Moneyball

Title: Moneyball
Director: Bennette Miller
Starring: Brad Pitt
Aspect Ratio: 1.85:1
Studio: Columbia Pictures
Genre(s): Drama
Rated:

 

PG-13

 

 


(For some strong language)

CONSUMER ADVICE

Parents, there are a couple uses of the f-word but not much else. Recommended for ages 13 and up.

“There are rich teams, and there are poor teams; then there is 50 feet of crap. And then there’s us,” says general manager Billy Beane (Brad Pitt) in the new film “Moneyball.” He's describing the gap between winning major league teams and the Oakland A’s. Sitting in a board meeting, he deals with the dilemma of losing their three best players bought by other teams with the promise of bigger paychecks. They immediately start looking at other “up and coming” stars, deciding which one of these players would be best to throw a lot of money at. Beane leans back and sighs in frustration. He knows what the board cannot see and we've noticed not even five minutes into this film; the issue of whom to spend your money on is not the issue, and approaching your plan of attack from this direction will not save them.

Beane was once a young kid who was headed to college on a full ride scholarship before he was drafted by the New York Mets to play professional baseball. He took their money and discovered first hand that once he didn't become the superstar the owners wanted, his bright future went down the drain. He doesn't resent this choice so much as he regrets it, but living through this he also learned one thing; if throwing lots money at him didn't produce a great player, what’s to say that same strategy isn't failing them now? This is the dilemma at the core of “Moneyball.”

While money may buy success, there are ways to get the same amount of success at only a fraction of the cost. To accomplish this, he devises a new team assembly strategy with a young kid named Peter Brand (Jonah Hill), a Yale economics graduate who just happens to apply his math skills to baseball. He points outthat you don't always need “the whole package” in a player. A player with an individual specialty working together with a team of players with their specialties would result in the same effect.

I watched this movie and listened to all this with a certain level of keen interest. I've never been much of a sports fan. I consider baseball to be the ultimate offender of boredom. Even Homer Simpson once laminated, “You know...when I was drunk I never realized how boring this game is.” I don't know about you, but there's always been something strange to me about a game that only works well when the batter hits the ball, but the entire game the pitcher is trying to ensure this doesn't happen. I've given passing grades to movies about baseball, but more for what was happening around the game itself. “Moneyball” explores the game and immerses itself in the strategies, frustrations, and low points of the game. And for once...I got it. If there is one great victory “Moneyball” has to offer, it is that it makes sense of a game that is understood by many and lost on a few. For those few, you may actually care about the game itself more than the people who are acting in it.

This film also delves into the reality that the teams with the bigger pocketbooks can just buy their way to victory by offering the best players in the world tons of money to play for them. What Beane and Brand accomplish in their strategy to get a championship team for a fraction of the cost is nothing short of revolutionary. And so long as the A's manager Art Howe (Philip Seymour Hoffman) doesn't let his pride get in the way while managing the team, the strategy just might work.
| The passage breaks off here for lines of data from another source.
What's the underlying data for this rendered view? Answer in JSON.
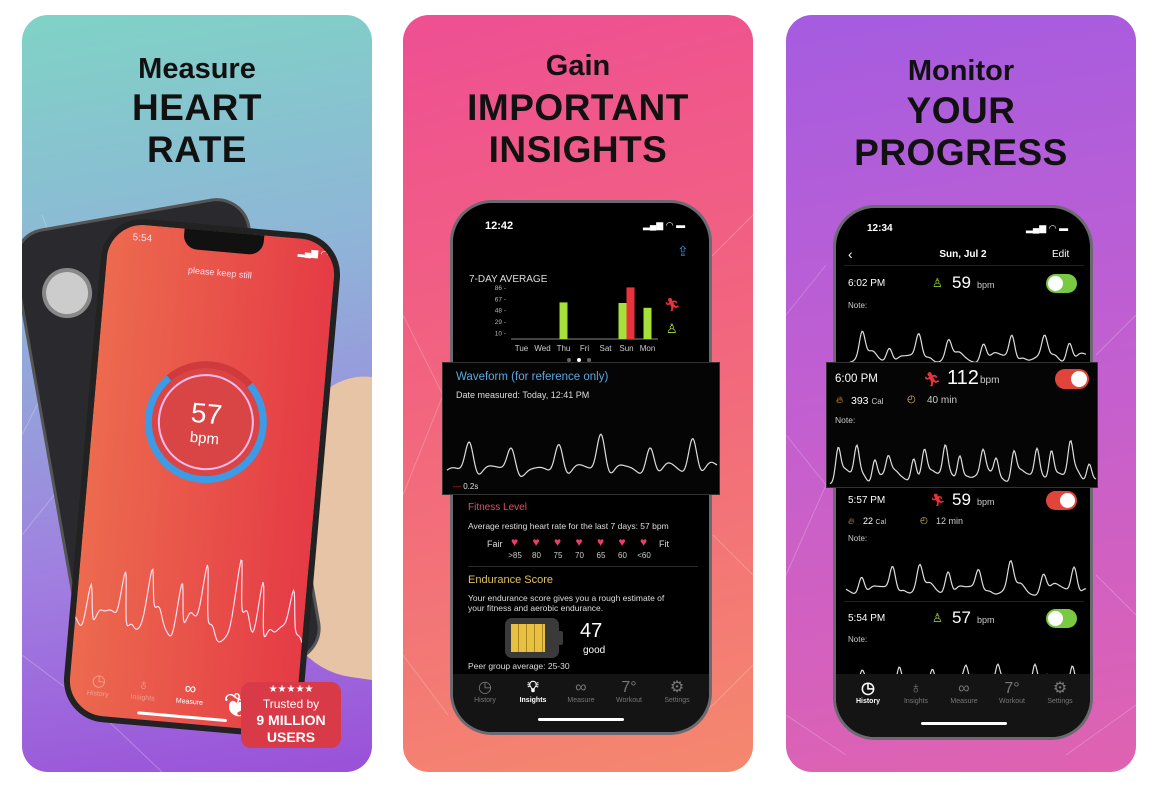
{
  "colors": {
    "green": "#a6e03a",
    "red": "#e8323c",
    "blue": "#5aa8e0",
    "gold": "#e2c060",
    "fitness": "#e0506c"
  },
  "panel1": {
    "headline": [
      "Measure",
      "HEART",
      "RATE"
    ],
    "phone": {
      "time": "5:54",
      "instruction": "please keep still",
      "bpm_value": "57",
      "bpm_unit": "bpm",
      "tabs": [
        "History",
        "Insights",
        "Measure"
      ],
      "active_tab": "Measure"
    },
    "badge": {
      "stars": "★★★★★",
      "line1": "Trusted by",
      "line2": "9 MILLION",
      "line3": "USERS"
    }
  },
  "panel2": {
    "headline": [
      "Gain",
      "IMPORTANT",
      "INSIGHTS"
    ],
    "phone": {
      "time": "12:42",
      "chart_title": "7-DAY AVERAGE",
      "waveform": {
        "title": "Waveform (for reference only)",
        "date": "Date measured: Today, 12:41 PM",
        "scale": "0.2s"
      },
      "fitness": {
        "title": "Fitness Level",
        "desc": "Average resting heart rate for the last 7 days: 57 bpm",
        "left": "Fair",
        "right": "Fit",
        "levels": [
          ">85",
          "80",
          "75",
          "70",
          "65",
          "60",
          "<60"
        ]
      },
      "endurance": {
        "title": "Endurance Score",
        "desc1": "Your endurance score gives you a rough estimate of",
        "desc2": "your fitness and aerobic endurance.",
        "score": "47",
        "rating": "good",
        "battery_level": 0.8,
        "peer": "Peer group average: 25-30"
      },
      "tabs": [
        "History",
        "Insights",
        "Measure",
        "Workout",
        "Settings"
      ],
      "active_tab": "Insights"
    }
  },
  "panel3": {
    "headline": [
      "Monitor",
      "YOUR",
      "PROGRESS"
    ],
    "phone": {
      "time": "12:34",
      "nav_title": "Sun, Jul 2",
      "edit": "Edit",
      "note_label": "Note:",
      "unit": "bpm",
      "entries": [
        {
          "time": "6:02 PM",
          "type": "resting",
          "bpm": "59",
          "enabled": true
        },
        {
          "time": "6:00 PM",
          "type": "workout",
          "bpm": "112",
          "cal": "393",
          "cal_unit": "Cal",
          "duration": "40 min",
          "enabled": true
        },
        {
          "time": "5:57 PM",
          "type": "workout",
          "bpm": "59",
          "cal": "22",
          "cal_unit": "Cal",
          "duration": "12 min",
          "enabled": true
        },
        {
          "time": "5:54 PM",
          "type": "resting",
          "bpm": "57",
          "enabled": true
        }
      ],
      "tabs": [
        "History",
        "Insights",
        "Measure",
        "Workout",
        "Settings"
      ],
      "active_tab": "History"
    }
  },
  "chart_data": {
    "type": "bar",
    "title": "7-DAY AVERAGE",
    "categories": [
      "Tue",
      "Wed",
      "Thu",
      "Fri",
      "Sat",
      "Sun",
      "Mon"
    ],
    "yticks": [
      10,
      29,
      48,
      67,
      86
    ],
    "ylim": [
      0,
      90
    ],
    "grid": false,
    "series": [
      {
        "icon": "resting-person",
        "color": "#a6e03a",
        "values": [
          null,
          null,
          61,
          null,
          null,
          60,
          52
        ]
      },
      {
        "icon": "running-person",
        "color": "#e8323c",
        "values": [
          null,
          null,
          null,
          null,
          null,
          86,
          null
        ]
      }
    ]
  }
}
Aside from the game itself though, the movie does take time to develop Billy Beane as a complex man who has to manage his feelings and work ethic. He doesn't mingle with the players because he might have to fire some of these people one day. His marriage didn't work out for reasons that are left unexplained, but you get the sense he blames himself for that one. Regardless though, he shakes off his problems and gets to work on the future. He has no time for wallowing in self pity.

The film was directed by Bennett Miller, who directed the Academy Award winning film “Capote.” Unlike that film, Miller directs “Moneyball” with more reality than art, so the movie looks like a news story you'd see on ESPN. Yet he paces this movie similar to that of “Capote,” slowly, carefully, and just right. The story moves neither too fast nor too slowly. He directs the baseball scenes with natural beauty so that you can truly appreciate how the game works. His cast is brilliantly effective because of their subdued behavior. Brad Pitt and Jonah Hill in particular are so good in their roles, you may forget that they are mostly known for playing good-looking action heroes and stoned out fat boys (respectively). “Moneyball” is a first rate movie about America's favorite pastime that earns its right to be about that. It has a love for baseball that is unrivaled and shows those who might not love the game what there is to love about it. It's got a great script for those who just love solid dramas. I've seen many sports films in the past, but “Moneyball” is the best movie about the actual game of baseball I've ever seen.